Friday, September 25, 2009

JC Decaux should backpedal on iPhone app threat

I'm quoted in today's Irish Times on the threats made by JC Decaux against Fusio resulting in their taking down their Dublin Bikes App.

Leave aside for a moment the PR stupidity of this strategy.

Ignore if you will the dubious legal basis of their claim. (Without going into the finer points of copyright in facts, database rights, clickwrap agreements or possible passing off, the vague nature of their complaint - "Following our conversion, I confirm that you do not have the rights to use the information published on the web site In particular the data concerning the stations is the property of JCDecaux and cannot be used without our prior authorisation" - makes it clear that they have little idea what they are talking about.)

Think instead about the issue of principle. A body which is operating in partnership with Dublin City Council is attempting to stop an Irish company from providing - free of charge - facts to the public about the service which they offer, without giving any justification for doing so, and without offering an alternative of their own. (I'm happy to see that at least some of our politicians understand the absurdity of this.)
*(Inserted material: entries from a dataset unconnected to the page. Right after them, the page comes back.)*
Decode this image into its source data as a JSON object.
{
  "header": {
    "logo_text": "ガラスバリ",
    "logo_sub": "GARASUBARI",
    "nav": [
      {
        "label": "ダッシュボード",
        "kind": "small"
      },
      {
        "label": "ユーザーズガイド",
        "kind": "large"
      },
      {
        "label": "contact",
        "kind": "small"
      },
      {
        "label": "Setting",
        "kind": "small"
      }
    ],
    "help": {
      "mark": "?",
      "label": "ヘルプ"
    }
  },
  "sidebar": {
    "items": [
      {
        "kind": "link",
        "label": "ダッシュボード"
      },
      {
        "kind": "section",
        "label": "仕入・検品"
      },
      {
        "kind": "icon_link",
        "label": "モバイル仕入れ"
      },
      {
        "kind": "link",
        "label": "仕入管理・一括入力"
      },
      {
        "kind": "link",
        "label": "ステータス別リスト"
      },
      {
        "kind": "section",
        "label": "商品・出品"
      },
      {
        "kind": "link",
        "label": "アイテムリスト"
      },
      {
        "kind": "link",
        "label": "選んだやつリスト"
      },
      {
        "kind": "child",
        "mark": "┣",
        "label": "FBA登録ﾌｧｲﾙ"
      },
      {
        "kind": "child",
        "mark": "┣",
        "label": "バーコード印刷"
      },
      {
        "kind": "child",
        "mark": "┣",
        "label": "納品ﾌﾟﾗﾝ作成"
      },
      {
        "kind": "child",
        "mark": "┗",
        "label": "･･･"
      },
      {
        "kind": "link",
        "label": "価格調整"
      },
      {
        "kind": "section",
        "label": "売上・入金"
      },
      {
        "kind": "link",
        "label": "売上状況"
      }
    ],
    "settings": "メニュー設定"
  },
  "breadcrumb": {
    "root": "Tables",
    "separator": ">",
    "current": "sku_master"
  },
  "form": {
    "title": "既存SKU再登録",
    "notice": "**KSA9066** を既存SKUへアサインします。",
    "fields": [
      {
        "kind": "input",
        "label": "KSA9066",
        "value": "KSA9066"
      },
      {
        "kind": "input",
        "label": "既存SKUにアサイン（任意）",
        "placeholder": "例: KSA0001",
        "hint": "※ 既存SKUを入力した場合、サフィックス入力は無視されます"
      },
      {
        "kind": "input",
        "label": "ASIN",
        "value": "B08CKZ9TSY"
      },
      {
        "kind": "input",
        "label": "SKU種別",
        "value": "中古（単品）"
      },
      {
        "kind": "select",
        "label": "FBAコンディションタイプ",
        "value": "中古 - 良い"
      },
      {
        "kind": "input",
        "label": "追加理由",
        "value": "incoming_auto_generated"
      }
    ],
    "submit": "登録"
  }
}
I spoke to the press office in Dublin City Council today, who made it clear that they regard this matter as nothing to do with them. But why not? DCC were happy to work with Fusio to develop the app. Is there no provision in their contract with JCD establishing an obligation to provide information to the public about the service? Will they make sure that future contracts address this type of situation? (And - while I'm on the topic of the contract - why does JCD own the domain Is there any provision in the contract for the domain to revert to DCC on its expiry?)

1 comment:

  1. Whilst claiming copyright and IP on information that is and should be public domain is quite detrimental to the general progress of society. I especially think this issue is morally wrong, especially that the app in question is not monetizing this information it is providing a service.

    It is exactly this kind of thinking that made me slightly paranoid and to take down and stop developing an interactive screen scraping application for Translink route data to present in a more usable format (Northern Ireland's transport service).